It’s a warm December morning, and Sen. John Fetterman is walking along the Great Allegheny Passage across the Monongahela River from his home in Braddock. “I spend as much time as I can out here,” he says of the trail, which runs 150 miles from downtown Pittsburgh to Cumberland, Md. Mr. Fetterman has been in the U.S. Senate just under a year, during which he’s recovered from a campaign-season stroke, checked himself into Walter Reed hospital for depression, and ruffled feathers on both sides of the aisle. In September it was reported that Majority Leader Chuck Schumer had relaxed the Senate’s unofficial dress code to accommodate Mr. Fetterman’s preference for wearing hoodies and shorts. (That move backfired, leading the body to adopt a formal requirement of business attire.)Of late, however, Mr. Fetterman has drawn the ire of the Democratic left for his unapologetic support of Israel, for his support of a bipartisan solution to the border crisis, and for his cheeky criticisms of the indicted Sen. Bob Menendez (D., N.J.).
None of this is a surprise to Pennsylvania political observers. “Now that his health has finally improved, the national press and the country are finding out the real John Fetterman,” says Jeffrey Brauer, a political scientist at Keystone College. Mr. Brauer thinks that Mr. Fetterman’s difficulty communicating after his May 2022 stroke, combined with his casual dress and his combative approach to moderate primary opponent Conor Lamb led outsiders to assume Mr. Fetterman was a card-carrying progressive.

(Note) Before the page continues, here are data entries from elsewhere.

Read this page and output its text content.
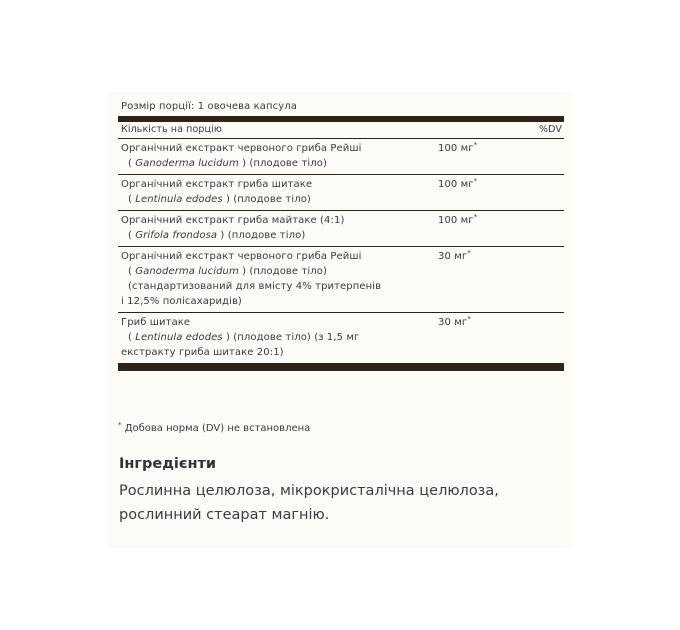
Розмір порції: 1 овочева капсула
Кількість на порцію	%DV
Органічний екстракт червоного гриба Рейші
( Ganoderma lucidum ) (плодове тіло)
100 мг*
Органічний екстракт гриба шитаке
( Lentinula edodes ) (плодове тіло)
100 мг*
Органічний екстракт гриба майтаке (4:1)
( Grifola frondosa ) (плодове тіло)
100 мг*
Органічний екстракт червоного гриба Рейші
( Ganoderma lucidum ) (плодове тіло)
(стандартизований для вмісту 4% тритерпенів
і 12,5% полісахаридів)
30 мг*
Гриб шитаке
( Lentinula edodes ) (плодове тіло) (з 1,5 мг
екстракту гриба шитаке 20:1)
30 мг*
* Добова норма (DV) не встановлена
Інгредієнти
Рослинна целюлоза, мікрокристалічна целюлоза, рослинний стеарат магнію.
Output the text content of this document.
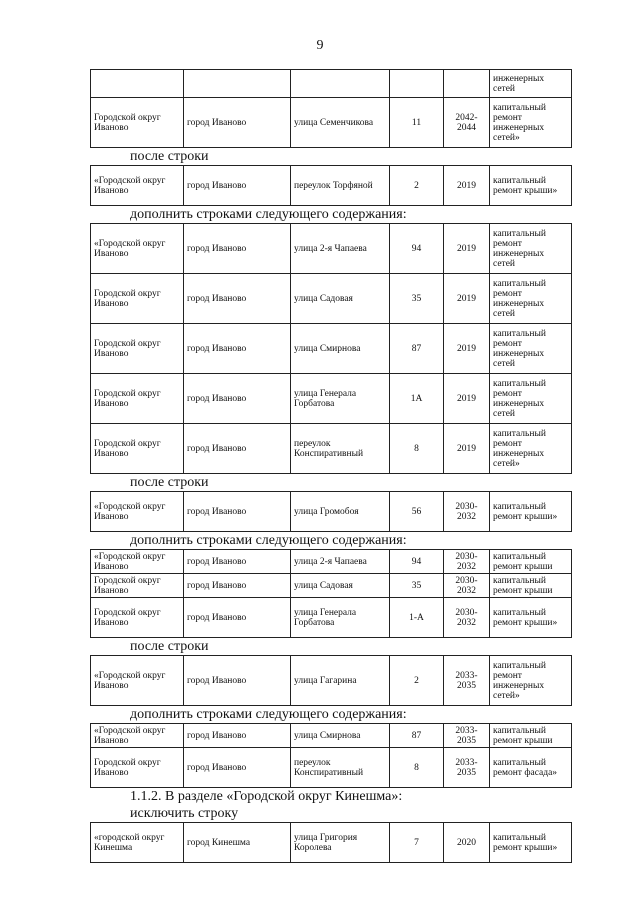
9
					инженерных сетей
Городской округ Иваново	город Иваново	улица Семенчикова	11	2042-2044	капитальный ремонт инженерных сетей»
после строки
«Городской округ Иваново	город Иваново	переулок Торфяной	2	2019	капитальный ремонт крыши»
дополнить строками следующего содержания:
«Городской округ Иваново	город Иваново	улица 2-я Чапаева	94	2019	капитальный ремонт инженерных сетей
Городской округ Иваново	город Иваново	улица Садовая	35	2019	капитальный ремонт инженерных сетей
Городской округ Иваново	город Иваново	улица Смирнова	87	2019	капитальный ремонт инженерных сетей
Городской округ Иваново	город Иваново	улица Генерала Горбатова	1А	2019	капитальный ремонт инженерных сетей
Городской округ Иваново	город Иваново	переулок Конспиративный	8	2019	капитальный ремонт инженерных сетей»
после строки
«Городской округ Иваново	город Иваново	улица Громобоя	56	2030-2032	капитальный ремонт крыши»
дополнить строками следующего содержания:
«Городской округ Иваново	город Иваново	улица 2-я Чапаева	94	2030-2032	капитальный ремонт крыши
Городской округ Иваново	город Иваново	улица Садовая	35	2030-2032	капитальный ремонт крыши
Городской округ Иваново	город Иваново	улица Генерала Горбатова	1-А	2030-2032	капитальный ремонт крыши»
после строки
«Городской округ Иваново	город Иваново	улица Гагарина	2	2033-2035	капитальный ремонт инженерных сетей»
дополнить строками следующего содержания:
«Городской округ Иваново	город Иваново	улица Смирнова	87	2033-2035	капитальный ремонт крыши
Городской округ Иваново	город Иваново	переулок Конспиративный	8	2033-2035	капитальный ремонт фасада»
1.1.2. В разделе «Городской округ Кинешма»:
исключить строку
«городской округ Кинешма	город Кинешма	улица Григория Королева	7	2020	капитальный ремонт крыши»
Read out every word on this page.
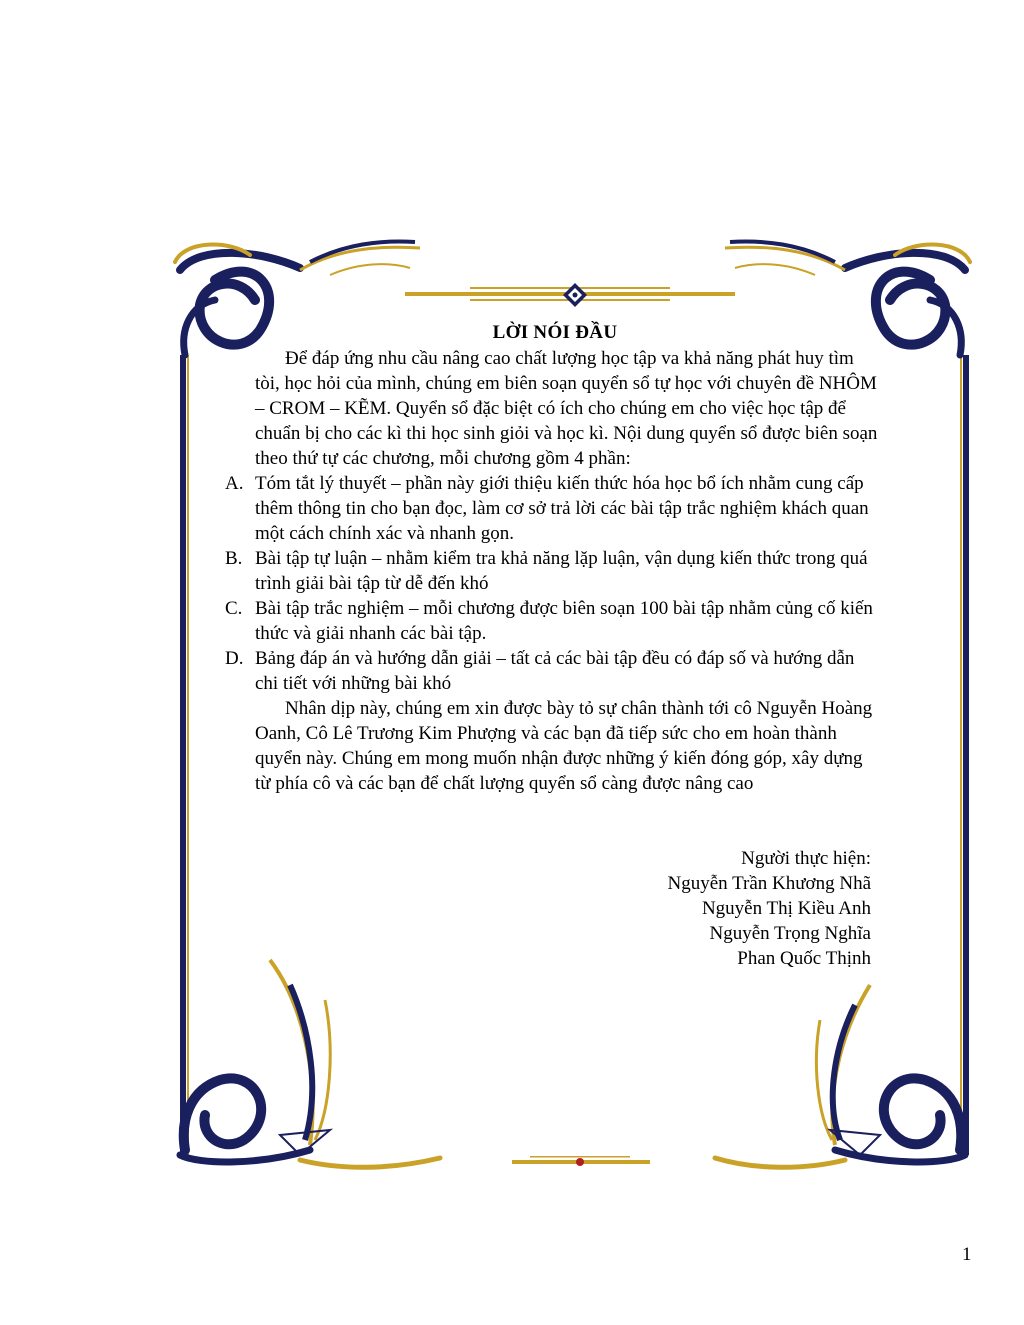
LỜI NÓI ĐẦU

Để đáp ứng nhu cầu nâng cao chất lượng học tập va khả năng phát huy tìm tòi, học hỏi của mình, chúng em biên soạn quyển sổ tự học với chuyên đề NHÔM – CROM – KẼM. Quyển sổ đặc biệt có ích cho chúng em cho việc học tập để chuẩn bị cho các kì thi học sinh giỏi và học kì. Nội dung quyển sổ được biên soạn theo thứ tự các chương, mỗi chương gồm 4 phần:

A. Tóm tắt lý thuyết – phần này giới thiệu kiến thức hóa học bổ ích nhằm cung cấp thêm thông tin cho bạn đọc, làm cơ sở trả lời các bài tập trắc nghiệm khách quan một cách chính xác và nhanh gọn.
B. Bài tập tự luận – nhằm kiểm tra khả năng lặp luận, vận dụng kiến thức trong quá trình giải bài tập từ dễ đến khó
C. Bài tập trắc nghiệm – mỗi chương được biên soạn 100 bài tập nhằm củng cố kiến thức và giải nhanh các bài tập.
D. Bảng đáp án và hướng dẫn giải – tất cả các bài tập đều có đáp số và hướng dẫn chi tiết với những bài khó

Nhân dịp này, chúng em xin được bày tỏ sự chân thành tới cô Nguyễn Hoàng Oanh, Cô Lê Trương Kim Phượng và các bạn đã tiếp sức cho em hoàn thành quyển này. Chúng em mong muốn nhận được những ý kiến đóng góp, xây dựng từ phía cô và các bạn để chất lượng quyển sổ càng được nâng cao

Người thực hiện:
Nguyễn Trần Khương Nhã
Nguyễn Thị Kiều Anh
Nguyễn Trọng Nghĩa
Phan Quốc Thịnh
1
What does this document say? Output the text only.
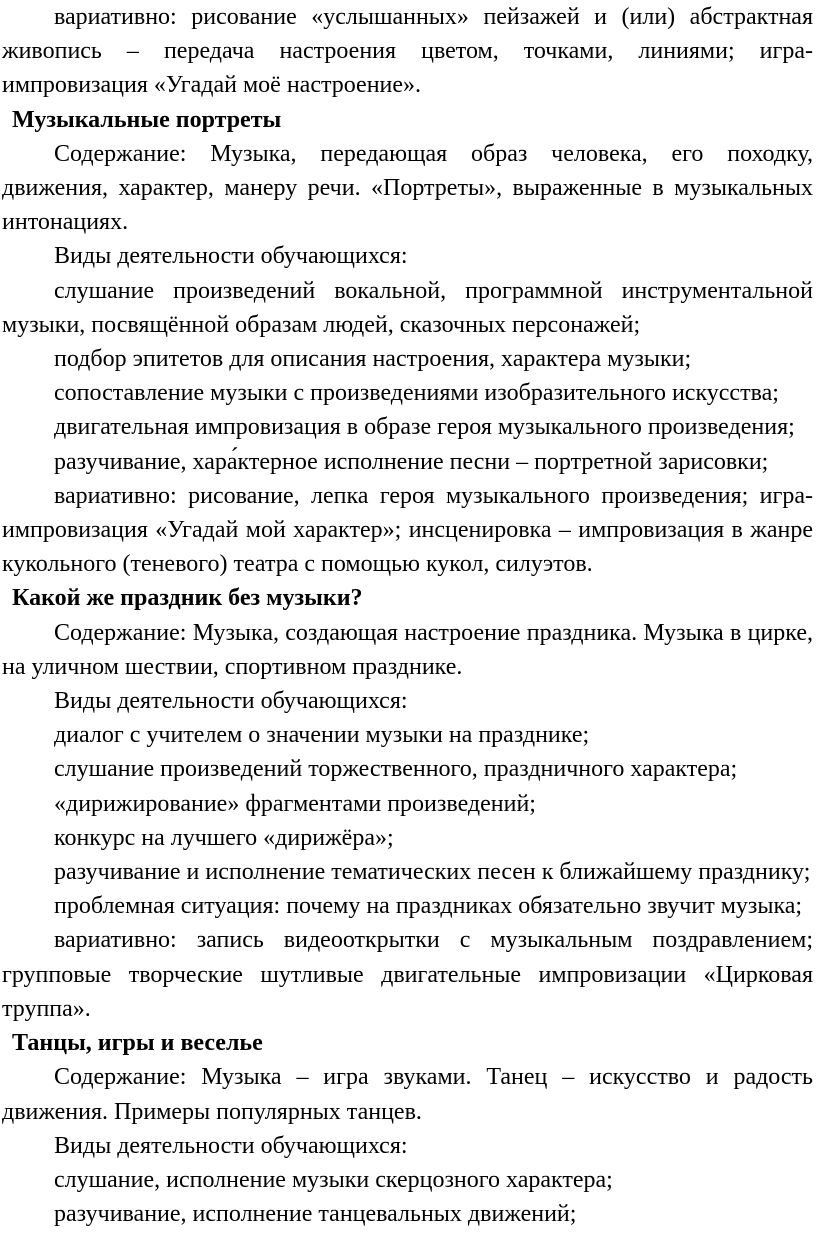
вариативно: рисование «услышанных» пейзажей и (или) абстрактная живопись – передача настроения цветом, точками, линиями; игра-импровизация «Угадай моё настроение».

Музыкальные портреты

Содержание: Музыка, передающая образ человека, его походку, движения, характер, манеру речи. «Портреты», выраженные в музыкальных интонациях.

Виды деятельности обучающихся:

слушание произведений вокальной, программной инструментальной музыки, посвящённой образам людей, сказочных персонажей;

подбор эпитетов для описания настроения, характера музыки;

сопоставление музыки с произведениями изобразительного искусства;

двигательная импровизация в образе героя музыкального произведения;

разучивание, хара́ктерное исполнение песни – портретной зарисовки;

вариативно: рисование, лепка героя музыкального произведения; игра-импровизация «Угадай мой характер»; инсценировка – импровизация в жанре кукольного (теневого) театра с помощью кукол, силуэтов.

Какой же праздник без музыки?

Содержание: Музыка, создающая настроение праздника. Музыка в цирке, на уличном шествии, спортивном празднике.

Виды деятельности обучающихся:

диалог с учителем о значении музыки на празднике;

слушание произведений торжественного, праздничного характера;

«дирижирование» фрагментами произведений;

конкурс на лучшего «дирижёра»;

разучивание и исполнение тематических песен к ближайшему празднику;

проблемная ситуация: почему на праздниках обязательно звучит музыка;

вариативно: запись видеооткрытки с музыкальным поздравлением; групповые творческие шутливые двигательные импровизации «Цирковая труппа».

Танцы, игры и веселье

Содержание: Музыка – игра звуками. Танец – искусство и радость движения. Примеры популярных танцев.

Виды деятельности обучающихся:

слушание, исполнение музыки скерцозного характера;

разучивание, исполнение танцевальных движений;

In an interview with the Journal, Mr. Fetterman says that assumption was mistaken: “I had been stating clearly that I’m not a progressive, I’m not that kind of a label or anything like that,” he says. “I said that before the primary in ’22, and that’s how I’ve always believed. And I think these have all been very easy calls. I follow the moral clarity, not the polls or any silly labels.”
Mr. Fetterman declared last week that “I would be the last man standing to be absolutely there on the Israeli side on this with no conditions.” Last month he blamed both parties for what he described as a reflexive political resistance to a border security deal. “Since you’ve covered me for years,” he says, “you know me, and you know my wife, and I’ve been very clear and supportive of immigration; I think it’s been part of what has made America, America.” Mr. Fetterman’s wife, Gisele, was 7 when her Brazilian mother brought her to the U.S. illegally. She naturalized in 2009.
“Two things can be true at the same time,” the senator continues. “We do have a crisis on the border—and we have to look at the numbers that are the size of Pittsburgh showing up on the border. You can’t just say, ‘Oh yeah, OK. It’ll all work itself out.’ ” He sees border security as a matter of common sense: “I think if you really want to address immigration in the way that it deserves, we first must also have a secure border.”
Since becoming mayor of Braddock in 2006, Mr. Fetterman has often bucked the local and state Democratic Party. In 2016, he ran in a U.S. Senate primary against eventual nominee Katie McGinty. He supported Bernie Sanders over Hillary Clinton that year and made party officials cringe when he warned that Donald Trump could win Pennsylvania in that year’s general election—as he did. “Anyone that spent time across Pennsylvania would have realized how popular he was and how he connected at a very deep level,” Mr. Fetterman now says.
In 2018, Mr. Fetterman ran for lieutenant governor and surprised everyone—including then-Gov. Tom Wolf—by defeating the incumbent, Michael Stack, making him the state’s first lieutenant governor to lose in a primary election. Mr. Fetterman made local activists unhappy along the way, mostly over his support for the natural-gas industry.
Mr. Brauer says Mr. Fetterman has emerged as a center-left senator in a style akin to that of West Virginia’s Joe Manchin and Arizona’s Kyrsten Sinema. “What is most interesting is that while the Pennsylvania senior senator, Bob Casey, has gone from being a major centrist to much more a progressive, the junior senator Fetterman is now being perceived as going from a progressive to a much more independent centrist.”
Mr. Fetterman is proud that he acknowledged his depression publicly: “I realize now that addressing mental health is really critical because I’ve had a lot of people reach out to me and thank me for talking about it, and they have their own personal issue,” he says. “I’ve never been afraid of being judged. My only interest is really trying to help people—because I got lucky and I was able to get the kind of help that I needed. I want that kind of help for anybody—I don’t care, Republican, Democrat, anyone.”
If there is any stress in having the progressive and socialist wing of his party angry at him, it doesn’t show. Mr. Fetterman looks as healthy as he did when he ran for lieutenant governor in 2017—when he was first diagnosed with an irregular heart rhythm, a diagnosis he later admitted he failed to address, and his doctor said ultimately led to his stroke.
“Honestly, I feel fantastic,” he says. “That’s the truth.”